Michael Jost says in an interview with the German Handelsblatt that this means that from 2026 for the last time models with a combustion engine will gradually come onto the market. The company will then switch entirely to the production of electric vehicles.

In practice, the fact that 2025 is the last year in which Volkswagen will still develop cars with combustion engines means that the last of these models will be on the market in 2032. This means that in 2040 the last CO2-emitting cars will be sold. Jost thinks that by 2050 there will no longer be a car with a combustion engine, taking into account the requirements of the Paris climate agreement.
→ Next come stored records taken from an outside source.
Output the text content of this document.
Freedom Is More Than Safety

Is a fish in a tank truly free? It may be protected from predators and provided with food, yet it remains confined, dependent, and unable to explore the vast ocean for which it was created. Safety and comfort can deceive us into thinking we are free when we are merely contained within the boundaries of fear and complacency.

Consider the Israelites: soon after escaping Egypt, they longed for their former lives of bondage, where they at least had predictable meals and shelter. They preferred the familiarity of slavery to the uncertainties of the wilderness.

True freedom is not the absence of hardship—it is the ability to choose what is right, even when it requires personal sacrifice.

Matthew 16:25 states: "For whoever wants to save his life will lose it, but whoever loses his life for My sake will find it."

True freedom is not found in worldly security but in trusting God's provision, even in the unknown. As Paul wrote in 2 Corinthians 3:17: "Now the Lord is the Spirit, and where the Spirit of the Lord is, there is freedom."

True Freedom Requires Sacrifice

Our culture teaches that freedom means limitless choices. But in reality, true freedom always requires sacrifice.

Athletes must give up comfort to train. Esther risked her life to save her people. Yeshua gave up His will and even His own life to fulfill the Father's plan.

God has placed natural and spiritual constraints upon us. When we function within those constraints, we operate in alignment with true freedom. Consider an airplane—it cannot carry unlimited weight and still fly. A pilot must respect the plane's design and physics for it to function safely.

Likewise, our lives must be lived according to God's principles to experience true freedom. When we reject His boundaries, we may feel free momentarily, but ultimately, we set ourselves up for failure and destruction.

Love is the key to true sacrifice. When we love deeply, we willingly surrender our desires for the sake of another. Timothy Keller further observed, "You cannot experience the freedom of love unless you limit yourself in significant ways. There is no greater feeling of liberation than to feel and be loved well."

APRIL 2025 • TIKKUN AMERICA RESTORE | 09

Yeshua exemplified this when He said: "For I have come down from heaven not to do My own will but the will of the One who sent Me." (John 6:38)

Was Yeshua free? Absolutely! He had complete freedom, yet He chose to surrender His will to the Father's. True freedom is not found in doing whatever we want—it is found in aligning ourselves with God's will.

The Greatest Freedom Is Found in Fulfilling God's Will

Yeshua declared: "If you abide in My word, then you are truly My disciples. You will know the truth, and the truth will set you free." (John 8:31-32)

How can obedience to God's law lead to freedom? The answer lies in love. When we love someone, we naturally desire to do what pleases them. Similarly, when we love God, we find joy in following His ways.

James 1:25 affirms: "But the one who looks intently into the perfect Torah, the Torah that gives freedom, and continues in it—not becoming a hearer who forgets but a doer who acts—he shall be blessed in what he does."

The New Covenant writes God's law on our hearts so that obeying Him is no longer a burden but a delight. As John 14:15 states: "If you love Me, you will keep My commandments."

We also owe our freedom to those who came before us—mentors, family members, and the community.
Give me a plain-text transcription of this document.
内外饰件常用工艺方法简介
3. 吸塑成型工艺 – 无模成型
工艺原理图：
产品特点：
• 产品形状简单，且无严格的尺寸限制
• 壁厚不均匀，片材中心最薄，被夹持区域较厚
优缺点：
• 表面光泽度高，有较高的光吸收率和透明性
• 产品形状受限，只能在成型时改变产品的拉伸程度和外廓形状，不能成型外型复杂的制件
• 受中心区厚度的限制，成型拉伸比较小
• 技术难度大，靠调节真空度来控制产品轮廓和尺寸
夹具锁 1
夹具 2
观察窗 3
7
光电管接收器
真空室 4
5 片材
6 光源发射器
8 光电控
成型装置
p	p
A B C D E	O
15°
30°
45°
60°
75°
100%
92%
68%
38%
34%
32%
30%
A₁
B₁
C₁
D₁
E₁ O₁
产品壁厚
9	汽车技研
Until now, Volkswagen is the only fully electric vehicle to have the e-Golf and the e-up!. This will change in the coming years, as the ID family will be released based on the MEB platform. These ID cars are several completely new electric models, the first of which should hit the market in 2020. To this end, Volkswagen is investing heavily in converting some of its own factories.

With this plan for the end of the internal combustion engine, Volkswagen is lagging behind the schedule of Volvo, for example. The Swedish manufacturer reported in July 2017 that from next year all new Volvo models will have an electric motor. That does not mean that the combustion engine will disappear completely; Volvo will also release hybrid models from 2019. Mazda claimed in August 2017 to have achieved a breakthrough in making a much more economical petrol engine, which means that this Japanese brand will probably continue with combustion engines for longer.